The strategic value of consistency in a changing market

The narrative of Canada’s commercial insurance sector shifted significantly in 2025. After a prolonged hard market characterized by tight capacity and rising costs, we transitioned into a more competitive environment, with rate decreases appearing across several major lines.

This change has been driven by a number of factors: improved underwriting results, higher investment income, and increased market capacity. For decision-makers, the data tells a clear story. According to Q3 2025 industry performance metrics, the liability segment shrank by -0.5%, while property remained relatively flat with just 0.1% growth. Those negative premium changes, factoring in economic growth and inflation, showed some sizable rate decreases.

Q3 2025 Industry growth by line of business.

Chart comparing growth results

While new entrants and incumbent insurers are expanding their risk appetites, the market remains nuanced. Property coverage is still costly in catastrophe-prone regions, and challenges like climate-driven losses, social inflation, and economic uncertainty persist.

The volatility trap 

For risk managers, a softening market is generally welcome news. However, history tells us that market cycles can be deceptive. While the current environment favours the insurance buyer, what customers and insurers alike truly require is stability.

Extreme swings—from sharp price hikes to plummeting premiums—create unpredictability that makes long-term business planning difficult. We are currently seeing an influx of supply, particularly from overseas markets like London, which is driving aggressive pricing. While it is tempting to chase the lowest possible rate in the short term, what goes down must come up.

The most dangerous outcome for a risk manager is to partner with an insurer that buys business during a soft market only to retrench or exit the line entirely when claims activity rises or investment returns dip. We have seen this cycle play out for decades. 

Quote broadly, stay disciplined 

In this environment, our philosophy is straightforward: we remain open to all business within our risk appetite, but we refuse to chase pricing that is disconnected from sound risk fundamentals. This approach is not about inflexibility; it is about preservation. We are prioritizing stability over short-term wins to prevent future rate spikes and volatility for our clients.

There is a distinct difference between a soft market and an unsustainable one. If pricing drops below the threshold required to cover future claims—particularly in a world where catastrophic weather event frequency is increasing —the market is setting itself up for a dramatic correction. By maintaining our pricing discipline, we can offer a consistent, predictable partnership through 2030 and beyond.

The hidden cost of switching

Beyond the premium line item, there is a tangible cost to volatility. Chasing the lowest rate often requires switching carriers, which could introduce friction into your organization.

It’s critical to consider the strength of the claims service and capabilities with legacy insurers. You want to know you’ve got an expert team with a proven process to get you back in business quickly after a claim. Changing insurers also disrupts established relationships with these claims teams and risk engineers. It could also create administrative burden to your internal teams as they adapt to new processes, new reporting requirements, and new points of contact. A long-term relationship with a reliable partner allows you to flow with the market— benefiting from softening rates—while cutting off the extremes at the upper and lower ends.
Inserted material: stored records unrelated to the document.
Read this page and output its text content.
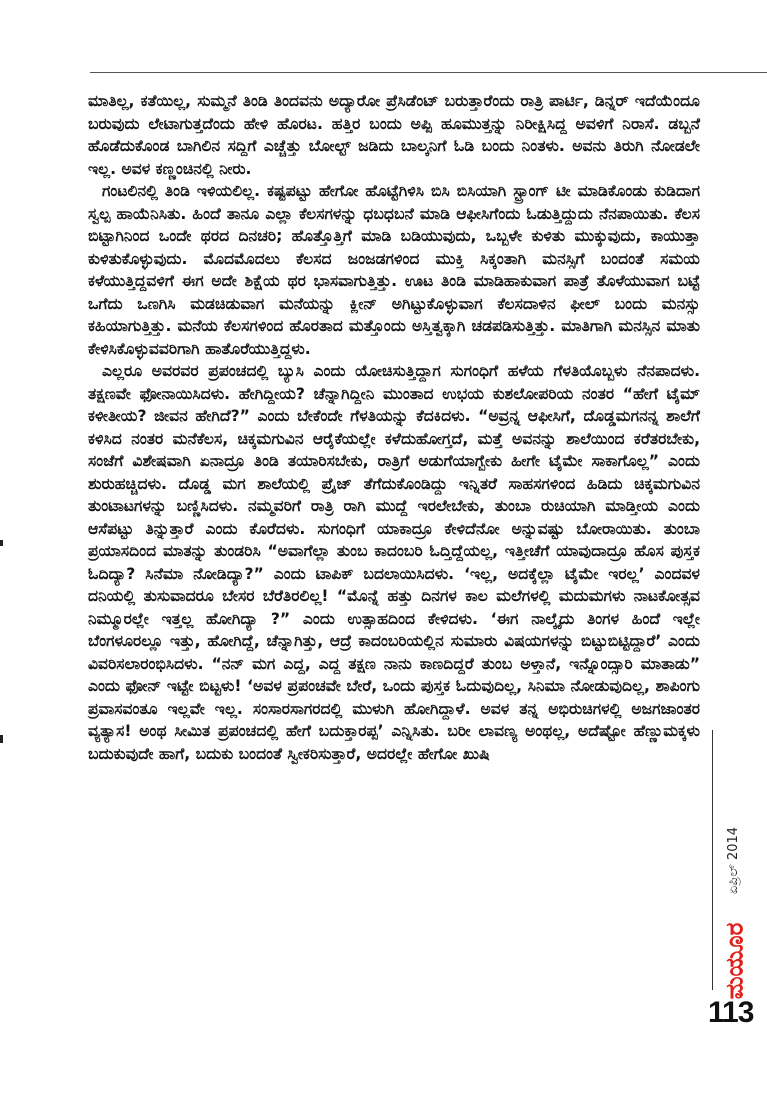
ಮಾತಿಲ್ಲ, ಕತೆಯಿಲ್ಲ, ಸುಮ್ಮನೆ ತಿಂಡಿ ತಿಂದವನು ಅದ್ಯಾರೋ ಪ್ರೆಸಿಡೆಂಟ್ ಬರುತ್ತಾರೆಂದು ರಾತ್ರಿ ಪಾರ್ಟಿ, ಡಿನ್ನರ್ ಇದೆಯೆಂದೂ ಬರುವುದು ಲೇಟಾಗುತ್ತದೆಂದು ಹೇಳಿ ಹೊರಟ. ಹತ್ತಿರ ಬಂದು ಅಪ್ಪಿ ಹೂಮುತ್ತನ್ನು ನಿರೀಕ್ಷಿಸಿದ್ದ ಅವಳಿಗೆ ನಿರಾಸೆ. ಡಬ್ಬನೆ ಹೊಡೆದುಕೊಂಡ ಬಾಗಿಲಿನ ಸದ್ದಿಗೆ ಎಚ್ಚೆತ್ತು ಬೋಲ್ಟ್ ಜಡಿದು ಬಾಲ್ಕನಿಗೆ ಓಡಿ ಬಂದು ನಿಂತಳು. ಅವನು ತಿರುಗಿ ನೋಡಲೇ ಇಲ್ಲ. ಅವಳ ಕಣ್ಣಂಚಿನಲ್ಲಿ ನೀರು.

ಗಂಟಲಿನಲ್ಲಿ ತಿಂಡಿ ಇಳಿಯಲಿಲ್ಲ. ಕಷ್ಟಪಟ್ಟು ಹೇಗೋ ಹೊಟ್ಟೆಗಿಳಿಸಿ ಬಿಸಿ ಬಿಸಿಯಾಗಿ ಸ್ಟ್ರಾಂಗ್ ಟೀ ಮಾಡಿಕೊಂಡು ಕುಡಿದಾಗ ಸ್ವಲ್ಪ ಹಾಯೆನಿಸಿತು. ಹಿಂದೆ ತಾನೂ ಎಲ್ಲಾ ಕೆಲಸಗಳನ್ನು ಧಬಧಬನೆ ಮಾಡಿ ಆಫೀಸಿಗೆಂದು ಓಡುತ್ತಿದ್ದುದು ನೆನಪಾಯಿತು. ಕೆಲಸ ಬಿಟ್ಟಾಗಿನಿಂದ ಒಂದೇ ಥರದ ದಿನಚರಿ; ಹೊತ್ತೊತ್ತಿಗೆ ಮಾಡಿ ಬಡಿಯುವುದು, ಒಬ್ಬಳೇ ಕುಳಿತು ಮುಕ್ಕುವುದು, ಕಾಯುತ್ತಾ ಕುಳಿತುಕೊಳ್ಳುವುದು. ಮೊದಮೊದಲು ಕೆಲಸದ ಜಂಜಡಗಳಿಂದ ಮುಕ್ತಿ ಸಿಕ್ಕಂತಾಗಿ ಮನಸ್ಸಿಗೆ ಬಂದಂತೆ ಸಮಯ ಕಳೆಯುತ್ತಿದ್ದವಳಿಗೆ ಈಗ ಅದೇ ಶಿಕ್ಷೆಯ ಥರ ಭಾಸವಾಗುತ್ತಿತ್ತು. ಊಟ ತಿಂಡಿ ಮಾಡಿಹಾಕುವಾಗ ಪಾತ್ರೆ ತೊಳೆಯುವಾಗ ಬಟ್ಟೆ ಒಗೆದು ಒಣಗಿಸಿ ಮಡಚಿಡುವಾಗ ಮನೆಯನ್ನು ಕ್ಲೀನ್ ಅಗಿಟ್ಟುಕೊಳ್ಳುವಾಗ ಕೆಲಸದಾಳಿನ ಫೀಲ್ ಬಂದು ಮನಸ್ಸು ಕಹಿಯಾಗುತ್ತಿತ್ತು. ಮನೆಯ ಕೆಲಸಗಳಿಂದ ಹೊರತಾದ ಮತ್ತೊಂದು ಅಸ್ತಿತ್ವಕ್ಕಾಗಿ ಚಡಪಡಿಸುತ್ತಿತ್ತು. ಮಾತಿಗಾಗಿ ಮನಸ್ಸಿನ ಮಾತು ಕೇಳಿಸಿಕೊಳ್ಳುವವರಿಗಾಗಿ ಹಾತೊರೆಯುತ್ತಿದ್ದಳು.

ಎಲ್ಲರೂ ಅವರವರ ಪ್ರಪಂಚದಲ್ಲಿ ಬ್ಯುಸಿ ಎಂದು ಯೋಚಿಸುತ್ತಿದ್ದಾಗ ಸುಗಂಧಿಗೆ ಹಳೆಯ ಗೆಳತಿಯೊಬ್ಬಳು ನೆನಪಾದಳು. ತಕ್ಷಣವೇ ಫೋನಾಯಿಸಿದಳು. ಹೇಗಿದ್ದೀಯ? ಚೆನ್ನಾಗಿದ್ದೀನಿ ಮುಂತಾದ ಉಭಯ ಕುಶಲೋಪರಿಯ ನಂತರ “ಹೇಗೆ ಟೈಮ್ ಕಳೀತೀಯ? ಜೀವನ ಹೇಗಿದೆ?” ಎಂದು ಬೇಕೆಂದೇ ಗೆಳತಿಯನ್ನು ಕೆದಕಿದಳು. “ಅವ್ರನ್ನ ಆಫೀಸಿಗೆ, ದೊಡ್ಡಮಗನನ್ನ ಶಾಲೆಗೆ ಕಳಿಸಿದ ನಂತರ ಮನೆಕೆಲಸ, ಚಿಕ್ಕಮಗುವಿನ ಆರೈಕೆಯಲ್ಲೇ ಕಳೆದುಹೋಗ್ತದೆ, ಮತ್ತೆ ಅವನನ್ನು ಶಾಲೆಯಿಂದ ಕರೆತರಬೇಕು, ಸಂಜೆಗೆ ವಿಶೇಷವಾಗಿ ಏನಾದ್ರೂ ತಿಂಡಿ ತಯಾರಿಸಬೇಕು, ರಾತ್ರಿಗೆ ಅಡುಗೆಯಾಗ್ಬೇಕು ಹೀಗೇ ಟೈಮೇ ಸಾಕಾಗೊಲ್ಲ” ಎಂದು ಶುರುಹಚ್ಚಿದಳು. ದೊಡ್ಡ ಮಗ ಶಾಲೆಯಲ್ಲಿ ಪ್ರೈಜ್ ತೆಗೆದುಕೊಂಡಿದ್ದು ಇನ್ನಿತರೆ ಸಾಹಸಗಳಿಂದ ಹಿಡಿದು ಚಿಕ್ಕಮಗುವಿನ ತುಂಟಾಟಗಳನ್ನು ಬಣ್ಣಿಸಿದಳು. ನಮ್ಮವರಿಗೆ ರಾತ್ರಿ ರಾಗಿ ಮುದ್ದೆ ಇರಲೇಬೇಕು, ತುಂಬಾ ರುಚಿಯಾಗಿ ಮಾಡ್ತೀಯ ಎಂದು ಆಸೆಪಟ್ಟು ತಿನ್ನುತ್ತಾರೆ ಎಂದು ಕೊರೆದಳು. ಸುಗಂಧಿಗೆ ಯಾಕಾದ್ರೂ ಕೇಳಿದೆನೋ ಅನ್ನುವಷ್ಟು ಬೋರಾಯಿತು. ತುಂಬಾ ಪ್ರಯಾಸದಿಂದ ಮಾತನ್ನು ತುಂಡರಿಸಿ “ಅವಾಗೆಲ್ಲಾ ತುಂಬ ಕಾದಂಬರಿ ಓದ್ತಿದ್ದೆಯಲ್ಲ, ಇತ್ತೀಚೆಗೆ ಯಾವುದಾದ್ರೂ ಹೊಸ ಪುಸ್ತಕ ಓದಿದ್ಯಾ? ಸಿನೆಮಾ ನೋಡಿದ್ಯಾ?” ಎಂದು ಟಾಪಿಕ್ ಬದಲಾಯಿಸಿದಳು. ‘ಇಲ್ಲ, ಅದಕ್ಕೆಲ್ಲಾ ಟೈಮೇ ಇರಲ್ಲ’ ಎಂದವಳ ದನಿಯಲ್ಲಿ ತುಸುವಾದರೂ ಬೇಸರ ಬೆರೆತಿರಲಿಲ್ಲ! “ಮೊನ್ನೆ ಹತ್ತು ದಿನಗಳ ಕಾಲ ಮಲೆಗಳಲ್ಲಿ ಮದುಮಗಳು ನಾಟಕೋತ್ಸವ ನಿಮ್ಮೂರಲ್ಲೇ ಇತ್ತಲ್ಲ ಹೋಗಿದ್ಯಾ ?” ಎಂದು ಉತ್ಸಾಹದಿಂದ ಕೇಳಿದಳು. ‘ಈಗ ನಾಲ್ಕೈದು ತಿಂಗಳ ಹಿಂದೆ ಇಲ್ಲೇ ಬೆಂಗಳೂರಲ್ಲೂ ಇತ್ತು, ಹೋಗಿದ್ದೆ, ಚೆನ್ನಾಗಿತ್ತು, ಆದ್ರೆ ಕಾದಂಬರಿಯಲ್ಲಿನ ಸುಮಾರು ವಿಷಯಗಳನ್ನು ಬಿಟ್ಟುಬಿಟ್ಟಿದ್ದಾರೆ’ ಎಂದು ವಿವರಿಸಲಾರಂಭಿಸಿದಳು. “ನನ್ ಮಗ ಎದ್ದ, ಎದ್ದ ತಕ್ಷಣ ನಾನು ಕಾಣದಿದ್ದರೆ ತುಂಬ ಅಳ್ತಾನೆ, ಇನ್ನೊಂದ್ಸಾರಿ ಮಾತಾಡು” ಎಂದು ಫೋನ್ ಇಟ್ಟೇ ಬಿಟ್ಟಳು! ‘ಅವಳ ಪ್ರಪಂಚವೇ ಬೇರೆ, ಒಂದು ಪುಸ್ತಕ ಓದುವುದಿಲ್ಲ, ಸಿನಿಮಾ ನೋಡುವುದಿಲ್ಲ, ಶಾಪಿಂಗು ಪ್ರವಾಸವಂತೂ ಇಲ್ಲವೇ ಇಲ್ಲ. ಸಂಸಾರಸಾಗರದಲ್ಲಿ ಮುಳುಗಿ ಹೋಗಿದ್ದಾಳೆ. ಅವಳ ತನ್ನ ಅಭಿರುಚಿಗಳಲ್ಲಿ ಅಜಗಜಾಂತರ ವ್ಯತ್ಯಾಸ! ಅಂಥ ಸೀಮಿತ ಪ್ರಪಂಚದಲ್ಲಿ ಹೇಗೆ ಬದುಕ್ತಾರಪ್ಪ’ ಎನ್ನಿಸಿತು. ಬರೀ ಲಾವಣ್ಯ ಅಂಥಲ್ಲ, ಅದೆಷ್ಟೋ ಹೆಣ್ಣುಮಕ್ಕಳು ಬದುಕುವುದೇ ಹಾಗೆ, ಬದುಕು ಬಂದಂತೆ ಸ್ವೀಕರಿಸುತ್ತಾರೆ, ಅದರಲ್ಲೇ ಹೇಗೋ ಖುಷಿ

ಏಪ್ರಿಲ್ 2014
ಮಯೂರ
113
The case for a solid domestic partner 

In a business environment that increasingly values local resilience and continuity, the strategic advantage of working with a Canadian-domiciled insurer has never been clearer.

  • Local expertise: No one understands Canadian risk like a Canadian insurer. Aviva has proprietary data on local regulations, geography, and severe weather patterns. This allows for more precise underwriting and faster, context-appropriate responses to events like wildfires and floods.
  • Customized solutions: We design products specifically for the Canadian market, ensuring policy wordings are fully compliant with local legal frameworks. 
  • Global innovation, locally applied: As part of a global network, we leverage expertise from Aviva UK to expand complex coverages in areas like renewable energy and cyber. We then adapt these solutions for the Canadian reality rather than offering plug and play answers. 
  • Deep relationships: In a complex geopolitical climate, businesses are prioritizing deeper relationships with their vendors. We aim to be a single strategic partner, offering support across multiple lines of business to build the trust necessary for long-term stability.

A wiser investment

Ultimately, the decision to prioritize a domestic insurance partner is a practical one. It maximizes efficiency, minimizes complexity, and ensures an expert response when it matters most.

As we move through 2026, rates may stabilize, and the market may fluctuate. But our commitment remains the same as it has been for hundreds of years: to be the stable, resilient partner your business needs to navigate whatever comes next.